Entonces, ¿las controversias entre izquierda y derecha habrán dado lugar a fundamentalismos que no tienen en cuenta a ninguna de esas dos como guía ideológica? Podemos ordenarnos de la siguiente manera: una facción se caracteriza por su disposición a tomar riesgos como una forma de salir de las desventajas y desigualdades en un mundo cada vez más “no future, no past”, y siente que la globalización, a pesar de sus ventajas en el orden comunicacional, en términos económicos la llevó a un lugar de insoportable incertidumbre, obteniendo además precariedad y pocas expectativas para una mayor equidad. La otra facción involucra a aquellos que defienden la tradición, la familia y temen los cambios sociales y culturales.
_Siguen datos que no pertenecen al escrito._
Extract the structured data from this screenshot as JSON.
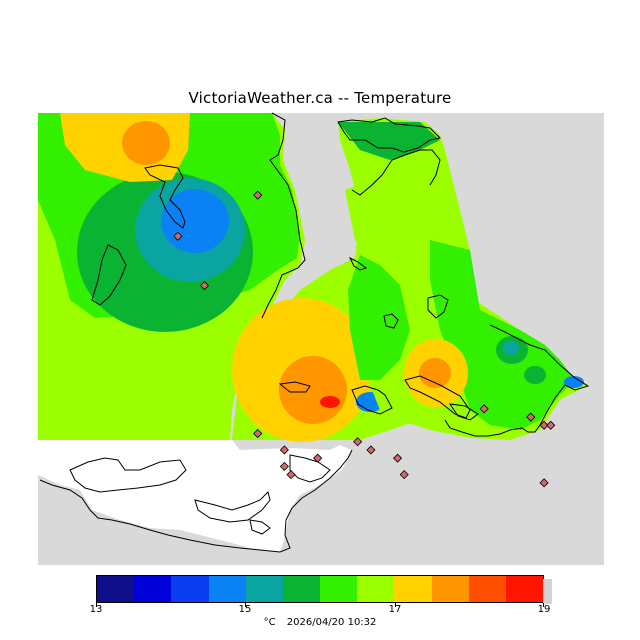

Se resisten a que su modo de vivir sea alterado o modificado, desean volver el tiempo atrás y creen en la globalización, pero en su vertiente económica y sus bondades. En esta disyuntiva es donde radica el conflicto de identidades y representaciones entre aquellos que se aventuran a los riesgos por la defraudación padecida al mismo tiempo que creen que la destradicionalización da vía libre a la acción del espíritu, y los que buscan la permanencia de las tradiciones y de cómo han sido siempre las cosas sin importar qué o cómo, porque de lo contrario, se verán obligados a reafirmar indefinidamente su yo por culpa de los primeros.

Por suerte para ambos grupos, portadores por herencia de ideas de izquierda o de derecha, ya no existen ni el nazismo ni el comunismo como amenazas totalizadoras. Un mundo interdependiente en muchos aspectos hace imposible su materialización real. Los términos “zurdo” o “facho” sirven como un escape rápido y eficaz a la hora de proponer antagonismos, sin tener en cuenta que un individuo puede estar a favor de más derechos para las mujeres y, al mismo tiempo, de la pena de muerte. Esto es una simple demostración del cambio de época.
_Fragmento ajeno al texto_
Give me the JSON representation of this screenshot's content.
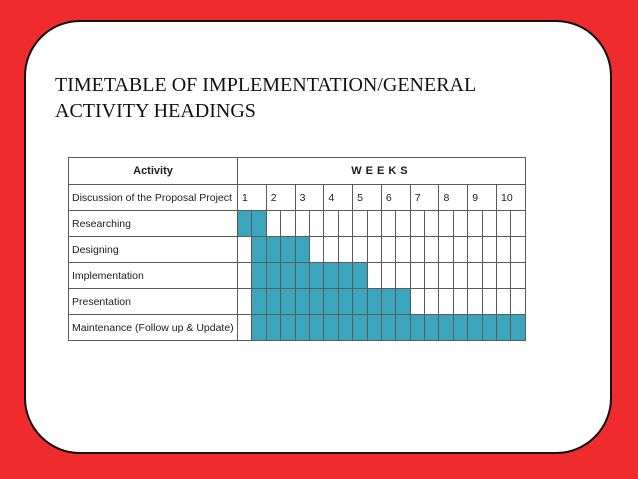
{
  "slide": {
    "title_line1": "TIMETABLE OF IMPLEMENTATION/GENERAL",
    "title_line2": "ACTIVITY HEADINGS"
  },
  "table": {
    "header_activity": "Activity",
    "header_weeks": "WEEKS",
    "week_row_label": "Discussion of the Proposal Project",
    "weeks": [
      "1",
      "2",
      "3",
      "4",
      "5",
      "6",
      "7",
      "8",
      "9",
      "10"
    ],
    "fill_color": "#3aa5bd",
    "tasks": [
      {
        "label": "Researching",
        "start_half": 1,
        "end_half": 2
      },
      {
        "label": "Designing",
        "start_half": 2,
        "end_half": 5
      },
      {
        "label": "Implementation",
        "start_half": 2,
        "end_half": 9
      },
      {
        "label": "Presentation",
        "start_half": 2,
        "end_half": 12
      },
      {
        "label": "Maintenance (Follow up & Update)",
        "start_half": 2,
        "end_half": 20
      }
    ]
  }
}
Tal como afirma Norberto Bobbio en Derecha e Izquierda: Razones y Significados de una Distinción Política, el binomio izquierda-derecha aún sirve para realizar un análisis de la política y sus sociedades, pero será necesario crear nuevas categorías capaces de abarcar y definir de mejor manera la vida política actual. En dicha obra, el autor describe que, a medida que nos ubicamos en el centro del espectro político, que va desde la extrema izquierda hasta la extrema derecha, los conceptos de búsqueda de igualdad, pero también de libertad, afloran con la voluntad de converger. Tomando esta idea de Bobbio, podría surgir una nueva forma de interpretar los mapas políticos y, simultáneamente, complejizarlos.

Conclusiones

Vivimos en una etapa de la historia que se caracteriza por la capacidad del individuo de cambiar los ejes de la política, nacional e internacional, a partir de la autodeterminación de la identidad. Los temas de agenda, que eran monopolizados por los Estados, pasaron a las manos del individuo. Nacieron nuevas posturas políticas que antagonizan, aunque compartan la misma base. Lo seguro es que son huérfanas de una globalización pensada como el gran proyecto de la modernidad, pero las consecuencias que se encuentran a la vista dan muestra de su rotundo fracaso.

Bibliografía

  • Giddens, Anthony. Un mundo desbocado. Los efectos de la globalización en nuestras vidas. Taurus, 2007.
  • Bobbio, Norberto. Derecha e izquierda: razones y significados de una distinción política. Taurus, 1995.
  • Weber, Max. La ética protestante y el espíritu del capitalismo. Gradifco, 2007.